スイスのクラリアント、ルーマニアのバイオエタノール工場を閉鎖

スイスの特殊化学大手クラリアントは6日、ルーマニアのバイオエタノール工場を
閉鎖し、ドイツの関連事業も縮小すると発表した。計画通りの収益化に至らなかっ
たことが理由。ルーマニアで120人、ドイツのバイオ燃料・誘導品事業で50人を削
減する。バイオ燃料事業自体は有望視しており、今後も技術と、既存契約の履行に
必要な機能を維持する。
クラリアントは2021年10月、ルーマニア南部クラヨバ近郊のポダリ区にセルロース
系エタノール工場を建設。
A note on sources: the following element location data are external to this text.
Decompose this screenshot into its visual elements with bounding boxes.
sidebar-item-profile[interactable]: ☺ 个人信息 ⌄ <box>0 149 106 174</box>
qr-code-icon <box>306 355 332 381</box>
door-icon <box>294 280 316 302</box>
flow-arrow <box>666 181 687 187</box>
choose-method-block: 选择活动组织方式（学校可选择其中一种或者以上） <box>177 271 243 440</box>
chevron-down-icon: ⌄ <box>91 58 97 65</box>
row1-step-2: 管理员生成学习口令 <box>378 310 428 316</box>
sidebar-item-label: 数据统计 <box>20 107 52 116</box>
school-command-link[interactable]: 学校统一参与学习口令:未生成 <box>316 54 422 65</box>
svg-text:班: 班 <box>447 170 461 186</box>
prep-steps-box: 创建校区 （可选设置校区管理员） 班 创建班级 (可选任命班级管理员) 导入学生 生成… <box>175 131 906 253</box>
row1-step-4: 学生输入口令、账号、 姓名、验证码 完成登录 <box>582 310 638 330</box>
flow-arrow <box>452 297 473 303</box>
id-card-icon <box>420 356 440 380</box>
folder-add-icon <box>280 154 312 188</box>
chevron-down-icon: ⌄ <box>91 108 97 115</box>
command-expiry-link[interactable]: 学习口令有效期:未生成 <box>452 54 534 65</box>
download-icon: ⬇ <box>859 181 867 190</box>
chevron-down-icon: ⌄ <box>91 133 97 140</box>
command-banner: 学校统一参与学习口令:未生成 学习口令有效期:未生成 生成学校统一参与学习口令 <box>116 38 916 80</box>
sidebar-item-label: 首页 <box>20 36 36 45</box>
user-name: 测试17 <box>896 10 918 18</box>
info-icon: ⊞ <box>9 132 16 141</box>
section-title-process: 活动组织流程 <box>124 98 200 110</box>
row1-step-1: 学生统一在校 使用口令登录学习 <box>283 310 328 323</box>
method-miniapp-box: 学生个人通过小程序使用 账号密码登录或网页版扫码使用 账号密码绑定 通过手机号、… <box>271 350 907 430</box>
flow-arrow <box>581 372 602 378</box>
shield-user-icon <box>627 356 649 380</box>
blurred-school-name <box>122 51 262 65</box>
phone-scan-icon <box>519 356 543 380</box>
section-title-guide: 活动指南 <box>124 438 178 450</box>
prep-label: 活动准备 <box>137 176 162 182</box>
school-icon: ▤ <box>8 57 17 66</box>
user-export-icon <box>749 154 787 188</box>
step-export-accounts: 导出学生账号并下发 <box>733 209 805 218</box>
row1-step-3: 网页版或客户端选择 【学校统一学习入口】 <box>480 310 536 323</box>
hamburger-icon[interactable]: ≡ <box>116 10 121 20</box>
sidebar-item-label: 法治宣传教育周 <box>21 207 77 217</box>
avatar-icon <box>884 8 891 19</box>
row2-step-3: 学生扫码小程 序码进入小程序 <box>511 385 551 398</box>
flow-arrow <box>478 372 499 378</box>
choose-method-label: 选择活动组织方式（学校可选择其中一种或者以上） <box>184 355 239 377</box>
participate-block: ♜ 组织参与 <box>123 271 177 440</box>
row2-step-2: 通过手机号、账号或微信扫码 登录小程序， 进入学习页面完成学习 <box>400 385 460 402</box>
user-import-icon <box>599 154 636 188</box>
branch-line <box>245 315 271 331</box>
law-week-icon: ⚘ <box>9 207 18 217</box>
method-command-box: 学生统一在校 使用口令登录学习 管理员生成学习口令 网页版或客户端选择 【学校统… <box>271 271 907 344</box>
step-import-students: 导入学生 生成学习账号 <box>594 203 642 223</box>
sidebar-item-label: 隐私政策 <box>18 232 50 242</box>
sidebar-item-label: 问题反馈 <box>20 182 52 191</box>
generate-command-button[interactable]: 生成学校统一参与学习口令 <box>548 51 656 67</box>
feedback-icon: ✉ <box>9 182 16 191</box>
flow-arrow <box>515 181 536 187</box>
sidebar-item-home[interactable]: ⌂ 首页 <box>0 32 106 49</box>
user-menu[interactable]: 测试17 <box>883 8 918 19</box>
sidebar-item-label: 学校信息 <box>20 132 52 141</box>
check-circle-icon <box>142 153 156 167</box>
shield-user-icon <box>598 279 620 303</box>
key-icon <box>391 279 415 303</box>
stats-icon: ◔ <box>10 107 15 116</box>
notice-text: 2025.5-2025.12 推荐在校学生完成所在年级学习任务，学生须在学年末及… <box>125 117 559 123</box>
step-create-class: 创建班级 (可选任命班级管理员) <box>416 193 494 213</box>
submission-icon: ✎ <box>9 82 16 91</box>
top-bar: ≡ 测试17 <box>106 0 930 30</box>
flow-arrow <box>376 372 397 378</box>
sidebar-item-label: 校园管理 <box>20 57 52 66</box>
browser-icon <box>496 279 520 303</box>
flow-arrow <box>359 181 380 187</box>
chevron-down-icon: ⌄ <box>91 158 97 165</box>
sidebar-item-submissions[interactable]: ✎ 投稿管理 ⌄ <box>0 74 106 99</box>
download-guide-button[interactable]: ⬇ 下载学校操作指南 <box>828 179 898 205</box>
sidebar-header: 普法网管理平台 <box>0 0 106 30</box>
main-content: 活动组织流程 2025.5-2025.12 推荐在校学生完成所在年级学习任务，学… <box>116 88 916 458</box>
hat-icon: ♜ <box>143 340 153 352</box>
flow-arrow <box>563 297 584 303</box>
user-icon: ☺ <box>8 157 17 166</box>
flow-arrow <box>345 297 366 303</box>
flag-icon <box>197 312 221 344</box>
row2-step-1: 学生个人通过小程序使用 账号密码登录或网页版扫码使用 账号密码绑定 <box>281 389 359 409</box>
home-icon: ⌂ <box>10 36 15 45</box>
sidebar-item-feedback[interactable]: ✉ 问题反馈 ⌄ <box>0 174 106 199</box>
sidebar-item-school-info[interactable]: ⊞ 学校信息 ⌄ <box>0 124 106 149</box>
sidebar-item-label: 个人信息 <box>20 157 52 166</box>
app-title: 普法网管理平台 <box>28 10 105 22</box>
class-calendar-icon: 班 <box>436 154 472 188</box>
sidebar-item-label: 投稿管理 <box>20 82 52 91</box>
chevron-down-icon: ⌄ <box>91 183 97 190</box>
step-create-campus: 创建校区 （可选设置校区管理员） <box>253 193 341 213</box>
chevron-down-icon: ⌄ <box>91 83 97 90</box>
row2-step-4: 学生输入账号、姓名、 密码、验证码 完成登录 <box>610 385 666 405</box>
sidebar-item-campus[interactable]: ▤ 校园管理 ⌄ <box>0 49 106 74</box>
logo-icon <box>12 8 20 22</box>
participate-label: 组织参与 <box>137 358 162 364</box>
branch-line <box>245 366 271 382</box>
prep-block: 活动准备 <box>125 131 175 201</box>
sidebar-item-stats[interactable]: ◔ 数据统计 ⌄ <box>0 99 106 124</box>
農業廃棄物からバイオ燃料を製造する独自技術「サンリ
キッド(Sunliquid)」を導入し、翌年6月からバイオエタノールの生産を開始し
た。
当初の計画では、現地で収穫される麦わらなどを最大25万トン処理し、年間5万ト
ンのバイオエタノールを生産するはずだったが、ボトルネックなど技術的な問題に
よりフル稼働に至らず、損失が膨らんでいた。同社のビル・コリンズ最高財務責任
者(CFO)によると、ポダリ工場の損失は22年7-9月期(第3四半期)以降で7,700万
スイスフラン(8,806万米ドル)に上る。
同社は今回の決定に伴い、リストラ費用や引当金として約6,000万〜9,000万スイス
フランが発生すると予想。23年通期の営業利益(EBITDA)予想を従来の6億5,000万
〜7億スイスフランから5億7,000万〜6億スイスフランに下方修正した。